Architectures of the Kepler multi-transiting systems

For all the technical details, read our full paper: He, Ford, & Ragozzine (2019). Here, I aim to summarize and motivate the main ideas of this work, at a level that is accessible to the broader audience.

The Kepler mission

To date, almost 4000 exoplanets have been discovered and confirmed, with an additional couple thousand potential candidates yet to be verified (click here to keep up to date with the official numbers). A large majority of these exoplanets were discovered by the Kepler Space Telescope, the instrument central to the wildly successful mission of monitoring over 150 000 stars near continuously for several years in the search for transiting exoplanets. Although the telescope was launched almost a decade ago in 2009, and has since been recently decommissioned, Kepler’s wealth of data remains one of the most informative catalogues to study for advancing exoplanet science.

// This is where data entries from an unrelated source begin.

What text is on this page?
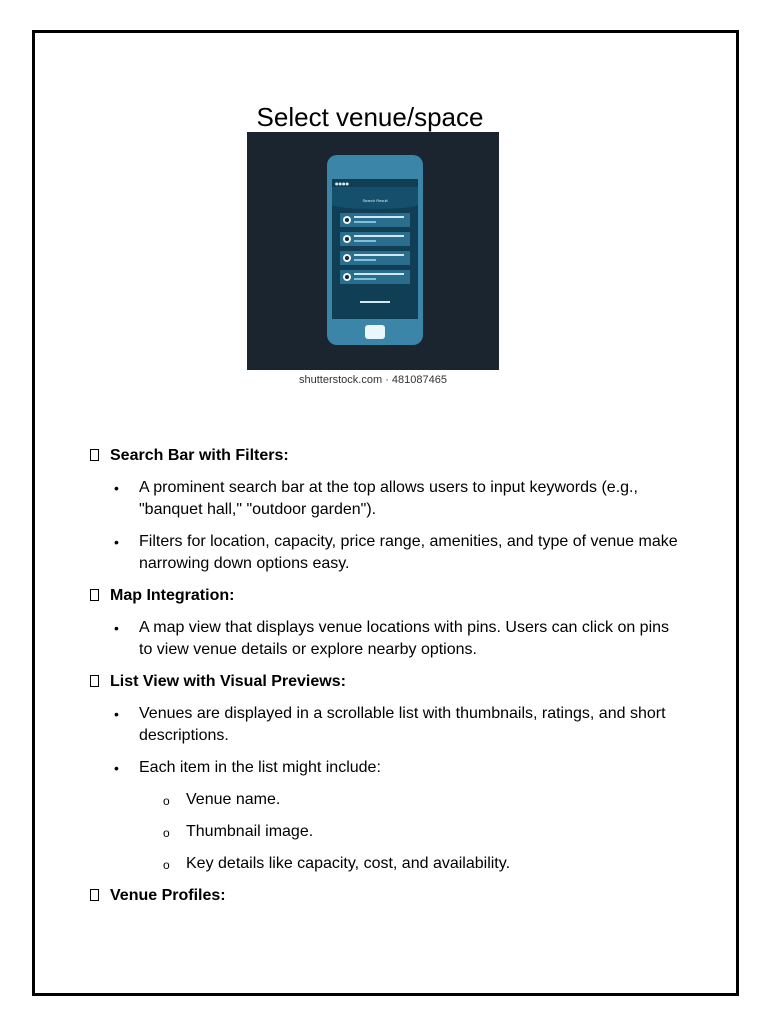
Select venue/space
●●●●
Search Result
shutterstock.com · 481087465
Search Bar with Filters:
• A prominent search bar at the top allows users to input keywords (e.g., "banquet hall," "outdoor garden").
• Filters for location, capacity, price range, amenities, and type of venue make narrowing down options easy.
Map Integration:
• A map view that displays venue locations with pins. Users can click on pins to view venue details or explore nearby options.
List View with Visual Previews:
• Venues are displayed in a scrollable list with thumbnails, ratings, and short descriptions.
• Each item in the list might include:
o Venue name.
o Thumbnail image.
o Key details like capacity, cost, and availability.
Venue Profiles:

Art: NASA's Kepler mission

Artist’s depiction of the Kepler space telescope. In practice, Kepler pointed at a small patch of sky for its primary (4 year) mission and monitored the brightness of hundreds of thousands of stars. Image credit: NASA Ames

SysSim forward model

The Kepler dataset of transiting exoplanets is particularly valuable because it offers both a substantial sample of exoplanet detections, as well as a relatively uniform selection of target stars with well known observational biases that can be modeled. These properties make it ideal for systematically studying exoplanet demographics. This is exactly the focus of a project led by PIs Prof. Eric Ford (my advisor) and Prof. Darin Ragozzine — a framework for simulating catalogs of planetary systems via modelling the Kepler pipeline — and the codebase is available in our GitHub repository for ExoplanetsSysSim (which we call “SysSim” for short).

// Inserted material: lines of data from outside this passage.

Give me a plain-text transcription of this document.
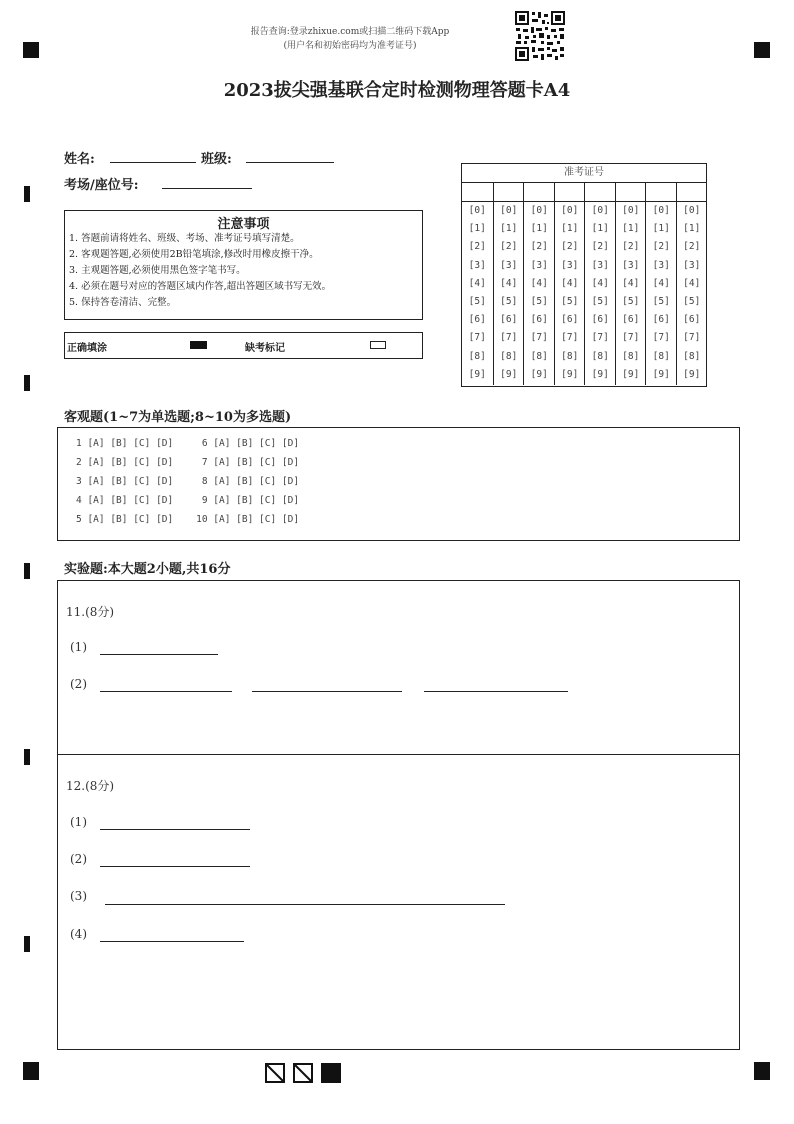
报告查询:登录zhixue.com或扫描二维码下载App
(用户名和初始密码均为准考证号)
2023拔尖强基联合定时检测物理答题卡A4
姓名:	班级:
考场/座位号:
注意事项
1. 答题前请将姓名、班级、考场、准考证号填写清楚。
2. 客观题答题,必须使用2B铅笔填涂,修改时用橡皮擦干净。
3. 主观题答题,必须使用黑色签字笔书写。
4. 必须在题号对应的答题区域内作答,超出答题区域书写无效。
5. 保持答卷清洁、完整。
正确填涂	缺考标记
准考证号
[0]
[1]
[2]
[3]
[4]
[5]
[6]
[7]
[8]
[9]
[0]
[1]
[2]
[3]
[4]
[5]
[6]
[7]
[8]
[9]
[0]
[1]
[2]
[3]
[4]
[5]
[6]
[7]
[8]
[9]
[0]
[1]
[2]
[3]
[4]
[5]
[6]
[7]
[8]
[9]
[0]
[1]
[2]
[3]
[4]
[5]
[6]
[7]
[8]
[9]
[0]
[1]
[2]
[3]
[4]
[5]
[6]
[7]
[8]
[9]
[0]
[1]
[2]
[3]
[4]
[5]
[6]
[7]
[8]
[9]
[0]
[1]
[2]
[3]
[4]
[5]
[6]
[7]
[8]
[9]
客观题(1~7为单选题;8~10为多选题)
1 [A] [B] [C] [D]     6 [A] [B] [C] [D]
2 [A] [B] [C] [D]     7 [A] [B] [C] [D]
3 [A] [B] [C] [D]     8 [A] [B] [C] [D]
4 [A] [B] [C] [D]     9 [A] [B] [C] [D]
5 [A] [B] [C] [D]    10 [A] [B] [C] [D]
实验题:本大题2小题,共16分
11.(8分)
(1)
(2)
12.(8分)
(1)
(2)
(3)
(4)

My research uses SysSim to forward model the observed data by generating ensembles of planetary systems in a statistical manner. The Kepler exoplanet catalog includes a rich sample of (over 600!) systems with multi-transiting planets, which offer key insights into their architectures (in this context, “architectures” refers to the physical properties of these systems, including things like how many planets are in each system, how their orbital periods and sizes are distributed, and how their orbits are configured).

What did we find?

In this paper, we develop three families of models for the distribution of planetary systems in order to:

Each model has a set of parameters which are physically motivated (things like the mean number of planets per system, the power-law indices for the period and radius distributions, the scale factors for the eccentricity and mutual inclination distributions, and so on). We find that our non-clustered provides a poor fit to the data: the correlations in periods and sizes are not captured and the number of multi-transiting systems is way off. Instead, we require a more sophisticated model in which planets are clustered in periods and in sizes.

Figure 1 in paper

Figure 1 in He, Ford, & Ragozzine (2019). Cartoon illustration of the three models we explored, from a non-clustered model to a model with clustered periods and planet sizes.

How did we fit the data?

In order to assess how good our models are, we defined a distance function that takes into account many observable quantities of the Kepler dataset. These are properties like the numbers of planets per system (observed multiplicity), the distribution of periods, transit depths, and transit durations, and the distributions of the ratios of these quantities for adjacent planet pairs. We chose to fit to these properties because they are well measured (relatively insensitive to measurement uncertainties arising from the stars) and probe many of the underlying properties in multi-planet systems.

Best-fit clustered models

Animation showing our best-fit clustered models compared to the Kepler data. Each panel contributes a distance term to the total distance function.

How did we find the best model parameters and their uncertainties?

Our models involve on the order of a dozen parameters each. We try to quantify the best-fitting values for these parameters as well as their uncertainties (in Bayesian parlance, this is called the posterior distribution). We do this by minimizing the distance function using a method called Approximate Bayesian Computing (ABC). Since it is relatively expensive to compute our full forward model millions of times, we train a Gaussian process emulator to each model which allows us to more quickly evaluate the distance function and thus explore the parameter space. We describe in more detail the background on Gaussian processes and how we used them on this page.

Figure 3 in paper

Figure 3 in He, Ford, & Ragozzine (2019). (Approximate) posterior distribution for the parameters of our clustered periods and sizes model, obtained using ABC with our Gaussian process emulator.

Open source software

You can access our GitHub repository for Clustered Planetary Systems if you wish to download our model catalogs, or even simulate your own catalogs!

Gallery of systems with 3+ observed planets

Gallery of all systems with 3 or more observed planets, in the Kepler data and in a simulation from our clustered model. Can you guess which is which?